Rully menyebut, 250 guru itu masih berstatus sebagai saksi. Sementara untuk kasusnya telah naik ke tahap penyidikan.
"Saat ini dari tahap penyelidikan sudah kita tingkatkan ke tahap penyidikan. Ya harus selesai, kok enggak selesai," ujar Rully.
Selain dari kalangan tenaga pendidik, jaksa juga menjadwalkan pemeriksaan terhadap sejumlah pejabat di lingkungan Dindikpora, Badan Pengelolaan Keuangan dan Aset Daerah (BPKAD), serta pihak perbankan sebagai penyalur dana. Pemeriksaan dilakukan untuk mengusut aliran dana dalam kasus tersebut.
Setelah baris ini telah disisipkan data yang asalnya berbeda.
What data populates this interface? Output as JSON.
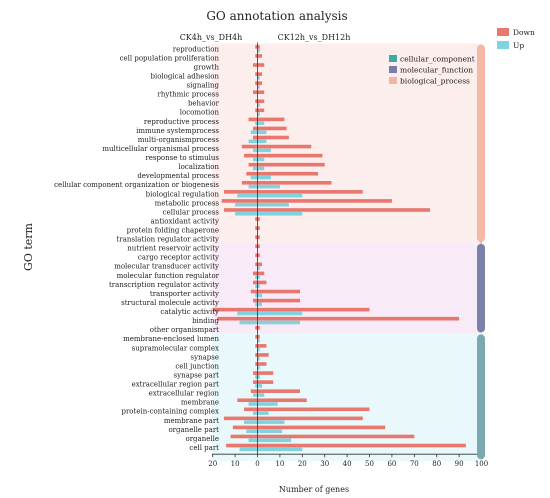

Kejari Rembang masih belum membeberkan secara rinci alat bukti yang telah dikumpulkan maupun pihak-pihak yang diduga paling bertanggung jawab dalam kasus ini.
Rully meminta publik untuk memberi waktu penyidik bekerja.
"Nanti akan kita buka ketika press release secara khusus. Beri waktu kita untuk mendalami, karena dalam tahap penyidikan inilah kita akan mendalami siapa yang terlibat, siapa melakukan apa, berdasarkan keterangan saksi, serta alat bukti apa yang kita dapatkan," pungkasnya.
Kasus dugaan korupsi TPP ini mencuat setelah ditemukan adanya ketidaksesuaian dalam pencairan anggaran di lingkungan ASN Dindikpora Rembang. Penyidikan yang dilakukan Kejari Rembang diharapkan dapat mengungkap pihak yang bertanggung jawab serta memulihkan kerugian keuangan negara.